Il tabacco del Brenta: una coltivazione ostacolata

Con il rapido diffondersi dell’uso del tabacco, la Repubblica di Venezia, ne comprese il grande valore commerciale, imponendo un dazio sull’importazione e ne vietò, nel 1654, la semina e la vendita privata. Malgrado questi provvedimenti restrittivi la produzione e l’impiego di tabacco del Brenta andò espandendosi, tanto da divenire l’intrattenimento preferito alla corte dei Dogi.
Tra divieti e concessioni, questa coltivazione sostituì la produzione della canapa e del gelso, fino a poco tempo prima tipici di questa zona. Con il passaggio della Valbrenta sotto il controllo dell’Austria, succeduta a Venezia, la produzione aumentò, malgrado i tentativi di ostacolarne la coltivazione.
Con l’avvento del Regno d’Italia e soprattutto nei decenni a seguire, il controllo del Monopolio di Stato si fece molto rigido con la proibizione assoluta di conservare il tabacco per sè da parte dei coltivatori. Le popolazioni del luogo, da sempre afflitte da condizioni di vita estremamente dure con miseria, fame e povertà, iniziarono sistematicamente a dedicarsi al contrabbando del tabacco, combattuto dalla Stato con pene severe e incarcerazioni.

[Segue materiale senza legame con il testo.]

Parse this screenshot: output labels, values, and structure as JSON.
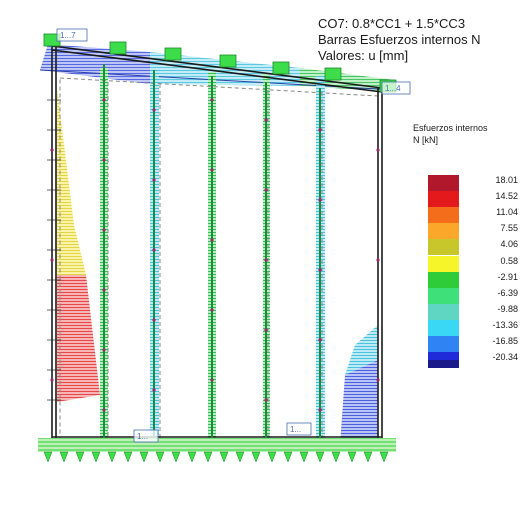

In questa terra, aspra, selvaggia e poco generosa dove sopravvivere era sempre stato difficile, il contrabbando divenne una necessità per non morir di fame. Il tabacco del Brenta prese così percorsi impraticabili e sconosciuti, lungo impervi sentieri di montagna o nascosto nelle canne delle biciclette mentre si scendeva per valli, sfidando la stretta sorveglianza della Guardia di Finanza. Non vi era famiglia della zona che non si dedicasse a questa pratica e nel periodo del dopoguerra, tante donne trovarono impiego nel commercio illegale del tabacco. Ma l’inasprimento delle pene e il fenomeno dell’emigrazione portarono progressivamente all’abbandono di questa coltivazione.

Il tabacco del Brenta: cosa ne è rimasto

Oggi la coltivazione del tabacco del Brenta, una pianta bassa e resistente alle intemperie del clima e conosciuta appunto come “Nostrano del Brenta” è una produzione di nicchia.

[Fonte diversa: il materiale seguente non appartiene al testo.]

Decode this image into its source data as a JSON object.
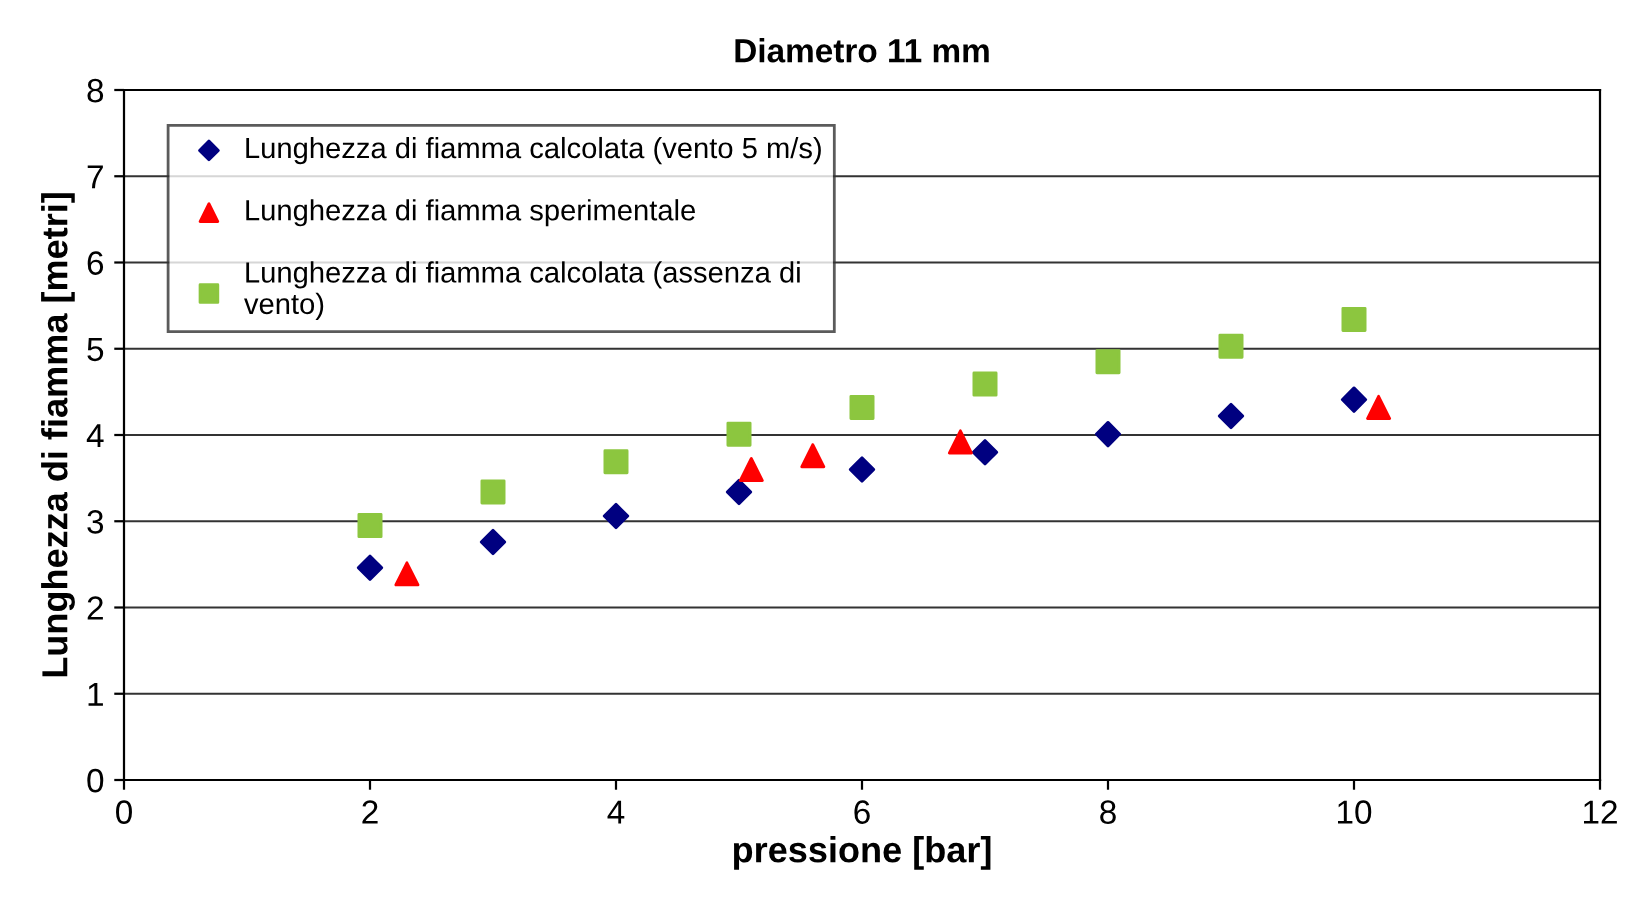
{
  "chart_data": {
    "type": "scatter",
    "title": "Diametro 11 mm",
    "xlabel": "pressione [bar]",
    "ylabel": "Lunghezza di fiamma [metri]",
    "xlim": [
      0,
      12
    ],
    "xticks": [
      0,
      2,
      4,
      6,
      8,
      10,
      12
    ],
    "ylim": [
      0,
      8
    ],
    "yticks": [
      0,
      1,
      2,
      3,
      4,
      5,
      6,
      7,
      8
    ],
    "grid": "y",
    "legend": "top left",
    "series": [
      {
        "name": "Lunghezza di fiamma calcolata (vento 5 m/s)",
        "color": "#000080",
        "marker": "diamond",
        "x": [
          2,
          3,
          4,
          5,
          6,
          7,
          8,
          9,
          10
        ],
        "values": [
          2.46,
          2.76,
          3.06,
          3.34,
          3.6,
          3.8,
          4.01,
          4.22,
          4.41
        ]
      },
      {
        "name": "Lunghezza di fiamma sperimentale",
        "color": "#ff0000",
        "marker": "triangle",
        "x": [
          2.3,
          5.1,
          5.6,
          6.8,
          10.2
        ],
        "values": [
          2.39,
          3.6,
          3.76,
          3.92,
          4.32
        ]
      },
      {
        "name": "Lunghezza di fiamma calcolata (assenza di\nvento)",
        "color": "#8cc63f",
        "marker": "square",
        "x": [
          2,
          3,
          4,
          5,
          6,
          7,
          8,
          9,
          10
        ],
        "values": [
          2.95,
          3.34,
          3.69,
          4.01,
          4.32,
          4.59,
          4.85,
          5.03,
          5.34
        ]
      }
    ]
  }
}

Nel 1939, un gruppo di 16 agricoltori fondarono in forma di cooperativa, il “Consorzio Tabacchicoltori Bassano del Grappa”, poi divenuto “Consorzio Tabacchicoltori Monte Grappa”, con il fine di fornire assistenza alla coltivazione, lavorazione e nella vendita del tabacco coltivato a tutti i produttori aderenti al progetto. Il Consorzio, in oltre 70 anni di storia, ha mantenuta viva la tradizione della coltivazione del tabacco del Brenta, garantendo gli alti standard qualitativi  e commercializzando un prodotto completamente italiano ed interamente  lavorato a mano, che racconta storie e tradizioni della gente del Valbrenta.